Thing is, I'd like to get away from mechanical customization and put a lot of it into sheer flavour and personality. You can have six characters running on exactly the same mechanical chassis (e.g. six basic Fighters) and yet each will be vastly different from the others in play simply due to their role-played quirks, personalities, language, etc. That's what I'm after.
Personally, what you are describring that is why I and many other gamers I know (and knew) left D&D for other games before returning with 3e. I want the mechanical customization. Idon't care about optmizing for combat or power. I do want the mechanics to reflect what my character is good and is not good at and having the opportunity to pick things up new things
Poisoner, for example, should be a baked-in class feature for Assassins and maybe some specific Cleric types, and not available to anyone else. (i.e. anyone can try using poisons but those trained as Poisoners are much better at it)

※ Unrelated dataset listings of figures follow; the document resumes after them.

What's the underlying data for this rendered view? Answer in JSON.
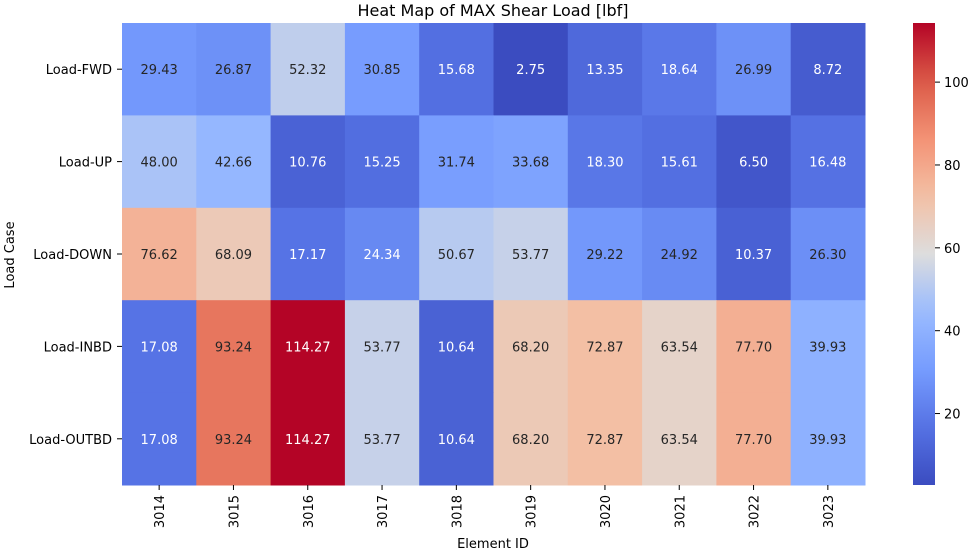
{
  "chart_data": {
    "type": "heatmap",
    "title": "Heat Map of MAX Shear Load [lbf]",
    "xlabel": "Element ID",
    "ylabel": "Load Case",
    "x_categories": [
      "3014",
      "3015",
      "3016",
      "3017",
      "3018",
      "3019",
      "3020",
      "3021",
      "3022",
      "3023"
    ],
    "y_categories": [
      "Load-FWD",
      "Load-UP",
      "Load-DOWN",
      "Load-INBD",
      "Load-OUTBD"
    ],
    "values": [
      [
        29.43,
        26.87,
        52.32,
        30.85,
        15.68,
        2.75,
        13.35,
        18.64,
        26.99,
        8.72
      ],
      [
        48.0,
        42.66,
        10.76,
        15.25,
        31.74,
        33.68,
        18.3,
        15.61,
        6.5,
        16.48
      ],
      [
        76.62,
        68.09,
        17.17,
        24.34,
        50.67,
        53.77,
        29.22,
        24.92,
        10.37,
        26.3
      ],
      [
        17.08,
        93.24,
        114.27,
        53.77,
        10.64,
        68.2,
        72.87,
        63.54,
        77.7,
        39.93
      ],
      [
        17.08,
        93.24,
        114.27,
        53.77,
        10.64,
        68.2,
        72.87,
        63.54,
        77.7,
        39.93
      ]
    ],
    "value_format": "2 decimals",
    "colormap": "coolwarm",
    "color_range": [
      2.75,
      114.27
    ],
    "colorbar_ticks": [
      20,
      40,
      60,
      80,
      100
    ],
    "colorbar_position": "right"
  }
}
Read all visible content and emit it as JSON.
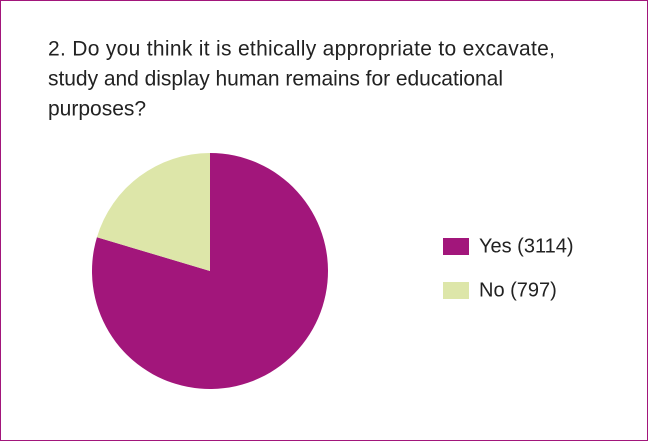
{
  "chart_data": {
    "type": "pie",
    "title": [
      "2. Do you think it is ethically appropriate to excavate,",
      "study and display human remains for educational",
      "purposes?"
    ],
    "categories": [
      "Yes (3114)",
      "No (797)"
    ],
    "values": [
      3114,
      797
    ],
    "colors": [
      "#a2167b",
      "#dde6a9"
    ]
  }
}
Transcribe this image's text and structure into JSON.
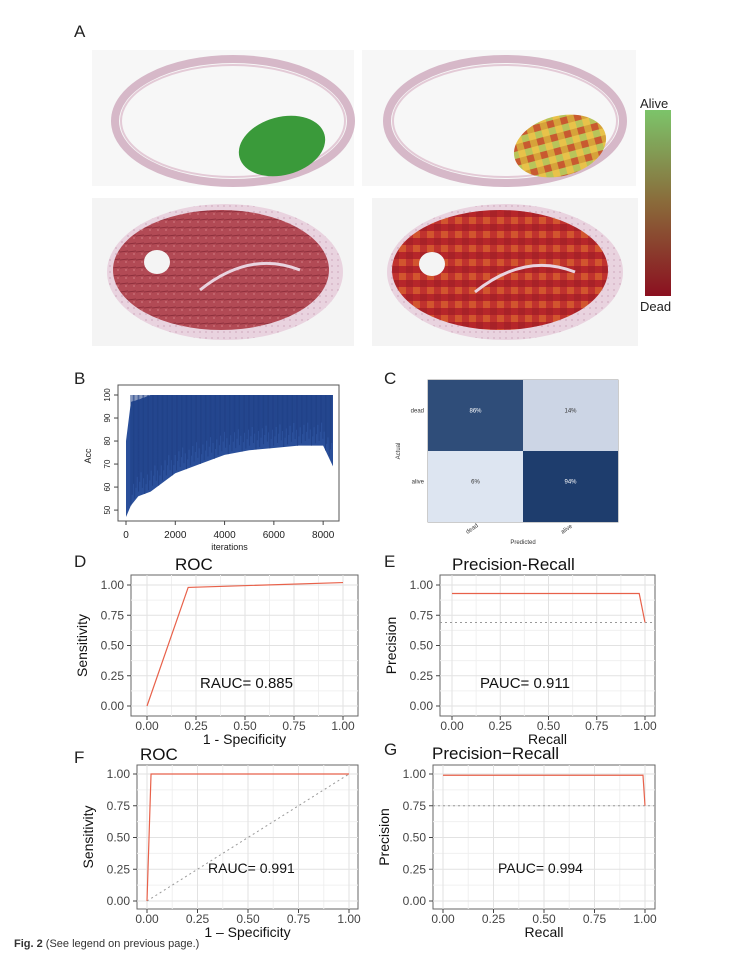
{
  "caption": {
    "fig": "Fig. 2",
    "text": "(See legend on previous page.)"
  },
  "panels": {
    "A": {
      "label": "A",
      "colorbar": {
        "top_label": "Alive",
        "bottom_label": "Dead",
        "top_color": "#7cc46a",
        "mid_color": "#8a6a3a",
        "bottom_color": "#8b1020"
      }
    },
    "B": {
      "label": "B"
    },
    "C": {
      "label": "C"
    },
    "D": {
      "label": "D"
    },
    "E": {
      "label": "E"
    },
    "F": {
      "label": "F"
    },
    "G": {
      "label": "G"
    }
  },
  "chart_data": [
    {
      "id": "B",
      "type": "line",
      "xlabel": "iterations",
      "ylabel": "Acc",
      "xlim": [
        0,
        8400
      ],
      "ylim": [
        47,
        100
      ],
      "xticks": [
        "0",
        "2000",
        "4000",
        "6000",
        "8000"
      ],
      "yticks": [
        "50",
        "60",
        "70",
        "80",
        "90",
        "100"
      ],
      "series": [
        {
          "color": "#2a4f9a",
          "x": [
            0,
            200,
            500,
            1000,
            2000,
            3000,
            4000,
            5000,
            6000,
            7000,
            8000,
            8400
          ],
          "upper": [
            80,
            97,
            98,
            100,
            100,
            100,
            100,
            100,
            100,
            100,
            100,
            100
          ],
          "lower": [
            47,
            52,
            56,
            58,
            66,
            70,
            74,
            76,
            77,
            78,
            78,
            69
          ]
        }
      ]
    },
    {
      "id": "C",
      "type": "heatmap",
      "xlabel": "Predicted",
      "ylabel": "Actual",
      "row_labels": [
        "dead",
        "alive"
      ],
      "col_labels": [
        "dead",
        "alive"
      ],
      "cells": [
        [
          "86%",
          "14%"
        ],
        [
          "6%",
          "94%"
        ]
      ],
      "values": [
        [
          0.86,
          0.14
        ],
        [
          0.06,
          0.94
        ]
      ]
    },
    {
      "id": "D",
      "type": "line",
      "title": "ROC",
      "xlabel": "1 - Specificity",
      "ylabel": "Sensitivity",
      "xlim": [
        0,
        1
      ],
      "ylim": [
        0,
        1
      ],
      "xticks": [
        "0.00",
        "0.25",
        "0.50",
        "0.75",
        "1.00"
      ],
      "yticks": [
        "0.00",
        "0.25",
        "0.50",
        "0.75",
        "1.00"
      ],
      "annotation": "RAUC= 0.885",
      "series": [
        {
          "color": "#e8614a",
          "x": [
            0,
            0.21,
            1.0
          ],
          "y": [
            0,
            0.98,
            1.02
          ]
        }
      ]
    },
    {
      "id": "E",
      "type": "line",
      "title": "Precision-Recall",
      "xlabel": "Recall",
      "ylabel": "Precision",
      "xlim": [
        0,
        1
      ],
      "ylim": [
        0,
        1
      ],
      "xticks": [
        "0.00",
        "0.25",
        "0.50",
        "0.75",
        "1.00"
      ],
      "yticks": [
        "0.00",
        "0.25",
        "0.50",
        "0.75",
        "1.00"
      ],
      "annotation": "PAUC= 0.911",
      "baseline": 0.69,
      "series": [
        {
          "color": "#e8614a",
          "x": [
            0.0,
            0.97,
            1.0
          ],
          "y": [
            0.93,
            0.93,
            0.69
          ]
        }
      ]
    },
    {
      "id": "F",
      "type": "line",
      "title": "ROC",
      "xlabel": "1 – Specificity",
      "ylabel": "Sensitivity",
      "xlim": [
        0,
        1
      ],
      "ylim": [
        0,
        1
      ],
      "xticks": [
        "0.00",
        "0.25",
        "0.50",
        "0.75",
        "1.00"
      ],
      "yticks": [
        "0.00",
        "0.25",
        "0.50",
        "0.75",
        "1.00"
      ],
      "annotation": "RAUC= 0.991",
      "diagonal": true,
      "series": [
        {
          "color": "#e8614a",
          "x": [
            0,
            0.02,
            1.0
          ],
          "y": [
            0,
            1.0,
            1.0
          ]
        }
      ]
    },
    {
      "id": "G",
      "type": "line",
      "title": "Precision−Recall",
      "xlabel": "Recall",
      "ylabel": "Precision",
      "xlim": [
        0,
        1
      ],
      "ylim": [
        0,
        1
      ],
      "xticks": [
        "0.00",
        "0.25",
        "0.50",
        "0.75",
        "1.00"
      ],
      "yticks": [
        "0.00",
        "0.25",
        "0.50",
        "0.75",
        "1.00"
      ],
      "annotation": "PAUC= 0.994",
      "baseline": 0.75,
      "series": [
        {
          "color": "#e8614a",
          "x": [
            0.0,
            0.99,
            1.0
          ],
          "y": [
            0.99,
            0.99,
            0.75
          ]
        }
      ]
    }
  ]
}
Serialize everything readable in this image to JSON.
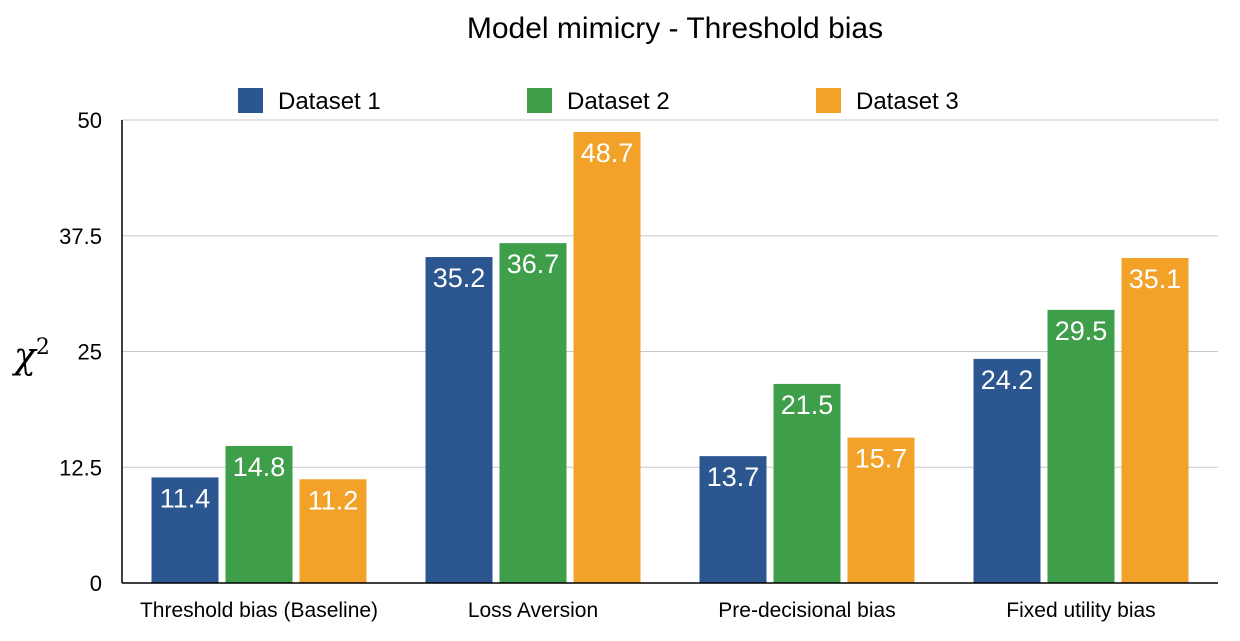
{
  "chart_data": {
    "type": "bar",
    "title": "Model mimicry - Threshold bias",
    "ylabel": "χ",
    "ylabel_superscript": "2",
    "xlabel": "",
    "categories": [
      "Threshold bias (Baseline)",
      "Loss Aversion",
      "Pre-decisional bias",
      "Fixed utility bias"
    ],
    "series": [
      {
        "name": "Dataset 1",
        "color": "#2b5690",
        "values": [
          11.4,
          35.2,
          13.7,
          24.2
        ]
      },
      {
        "name": "Dataset 2",
        "color": "#3e9e49",
        "values": [
          14.8,
          36.7,
          21.5,
          29.5
        ]
      },
      {
        "name": "Dataset 3",
        "color": "#f2a228",
        "values": [
          11.2,
          48.7,
          15.7,
          35.1
        ]
      }
    ],
    "ylim": [
      0,
      50
    ],
    "yticks": [
      0,
      12.5,
      25,
      37.5,
      50
    ],
    "ytick_labels": [
      "0",
      "12.5",
      "25",
      "37.5",
      "50"
    ],
    "grid": true,
    "legend_position": "top"
  }
}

Linguist sounds like a background; i.e. something you only have to choose (or roll) once and may or may not have any mechanical effect beonyd perhaps - again only once, at char-gen - giving you knowledge of an extra language.
Why shouldn't my fighter, ranger, rogue, druid, bard, or whatever have access to Poisoner? Maybe, they grew up in a culture that used poisons for hunting and/or defense against agressive outsiders. Maybe, along the journey, the group stayed with a people who do use poison for those purposes? Maybe the character apprenticed with an herbalist, alchemist, or assassin who taught them about poisons before events led them to study the class in which they begin?
Observant? If you mean alertness, i.e. harder to surprise, 1e baked that in as a Ranger feature and that always seemed like a good place for it, though a solid case could be made for baking it into Rogues and maybe Bards as well. In any case it's easy to lock in as a class feature. If by 'observant' you mean something else, please elaborate.
Why shouldn't a fighter, who served as bodyguard or sentinel or whom grew up among hunting in a rural environment or among hunting nomads have alertness?
Why shouldn't a barbarian have keen senses from growing up in a non-urban environment, growing up among hunters, in a situation in which he could be attacked at any moment, or being raised by animals?
Why can't a monk have alertness from zanshin which is " a state of awarness or relaxed alertness" and something associated with several martial arts?